Ethereum price has been in surge since the starting of this year but key options indicators suggest overcoming the $2,000 level will be a big challenge.
To date, Ether (ETH) has gained almost 85% in 2021, and options traders are still highly optimistic about the altcoin's short-term performance.
The upcoming March 26 expiry holds over 96,000 ($172 million) call option contracts open interest between $2,240 and $3,520. Does more than 25% gain correctly reflect the current market sentiment, or are these traders simply over-optimistic about Ether's odds?
However the effective price for the right to obtain Ether at a fixed price on March 26 is much lower, these options cost approximately $2 million to the buyers. If Ether fails to increase by 25% from the current $1,808 price in two weeks, the chances are that these $2,240 call options will be absolutely worthless.

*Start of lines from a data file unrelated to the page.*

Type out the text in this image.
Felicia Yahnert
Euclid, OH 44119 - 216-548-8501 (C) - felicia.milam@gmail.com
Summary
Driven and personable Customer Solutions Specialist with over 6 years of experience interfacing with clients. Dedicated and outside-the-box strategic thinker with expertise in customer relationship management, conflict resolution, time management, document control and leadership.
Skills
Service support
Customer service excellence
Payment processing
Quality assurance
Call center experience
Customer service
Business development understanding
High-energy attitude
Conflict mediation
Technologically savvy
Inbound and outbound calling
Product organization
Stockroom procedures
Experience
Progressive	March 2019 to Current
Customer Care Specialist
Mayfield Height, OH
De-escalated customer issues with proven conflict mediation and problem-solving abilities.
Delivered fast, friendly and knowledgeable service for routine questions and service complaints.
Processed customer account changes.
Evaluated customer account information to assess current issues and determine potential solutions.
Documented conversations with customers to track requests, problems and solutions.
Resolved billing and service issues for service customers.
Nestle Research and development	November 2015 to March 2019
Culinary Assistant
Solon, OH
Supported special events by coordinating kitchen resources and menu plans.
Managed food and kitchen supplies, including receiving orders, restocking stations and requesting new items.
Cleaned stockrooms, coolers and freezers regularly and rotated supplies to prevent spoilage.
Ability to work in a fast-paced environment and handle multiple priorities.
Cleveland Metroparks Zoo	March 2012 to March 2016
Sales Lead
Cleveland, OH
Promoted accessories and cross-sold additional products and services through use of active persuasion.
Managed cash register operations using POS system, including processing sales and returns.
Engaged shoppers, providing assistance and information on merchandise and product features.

Even if these call option holders previously bought while Ether price was below $1,400, it would make sense to close the position and book the profits. These options will lose value over time as the March 26 deadline arrives unless the price rises above their respective strike price.

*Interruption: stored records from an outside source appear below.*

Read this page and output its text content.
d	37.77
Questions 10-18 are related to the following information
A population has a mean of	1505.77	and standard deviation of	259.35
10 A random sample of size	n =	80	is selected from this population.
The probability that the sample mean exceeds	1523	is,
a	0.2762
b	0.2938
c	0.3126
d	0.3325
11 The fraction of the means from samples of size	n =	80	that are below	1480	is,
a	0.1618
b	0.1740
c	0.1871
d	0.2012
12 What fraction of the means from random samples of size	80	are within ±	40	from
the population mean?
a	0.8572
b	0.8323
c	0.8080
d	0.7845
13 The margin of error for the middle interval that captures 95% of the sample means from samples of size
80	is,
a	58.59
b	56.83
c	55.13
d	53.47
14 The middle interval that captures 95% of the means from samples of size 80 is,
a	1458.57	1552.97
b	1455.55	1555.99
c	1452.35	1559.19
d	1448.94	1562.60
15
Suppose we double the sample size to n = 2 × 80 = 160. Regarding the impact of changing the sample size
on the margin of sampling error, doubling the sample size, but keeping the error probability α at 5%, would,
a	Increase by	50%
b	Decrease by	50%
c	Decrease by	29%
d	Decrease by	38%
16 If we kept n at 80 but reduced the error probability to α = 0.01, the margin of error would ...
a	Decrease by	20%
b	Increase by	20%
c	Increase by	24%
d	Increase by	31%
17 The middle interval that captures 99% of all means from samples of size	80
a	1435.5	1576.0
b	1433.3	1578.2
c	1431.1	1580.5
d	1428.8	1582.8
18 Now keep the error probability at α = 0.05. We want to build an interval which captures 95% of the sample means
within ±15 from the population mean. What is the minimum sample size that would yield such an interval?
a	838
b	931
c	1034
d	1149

Therefore, either all these traders expect Ether to reach $2,240 in two weeks, or the options are being used in more complex strategies. Cointelegraph previously explained how $10,000 Ether call options are often used on calendar spreads.
Though there is a possibility that investors are using a more complex strategy that involves several expiry dates or strikes. Still, if these options have been bought exclusively for upside leverage, it certainly doesn't reflect the overall sentiment as measured by the skew indicator.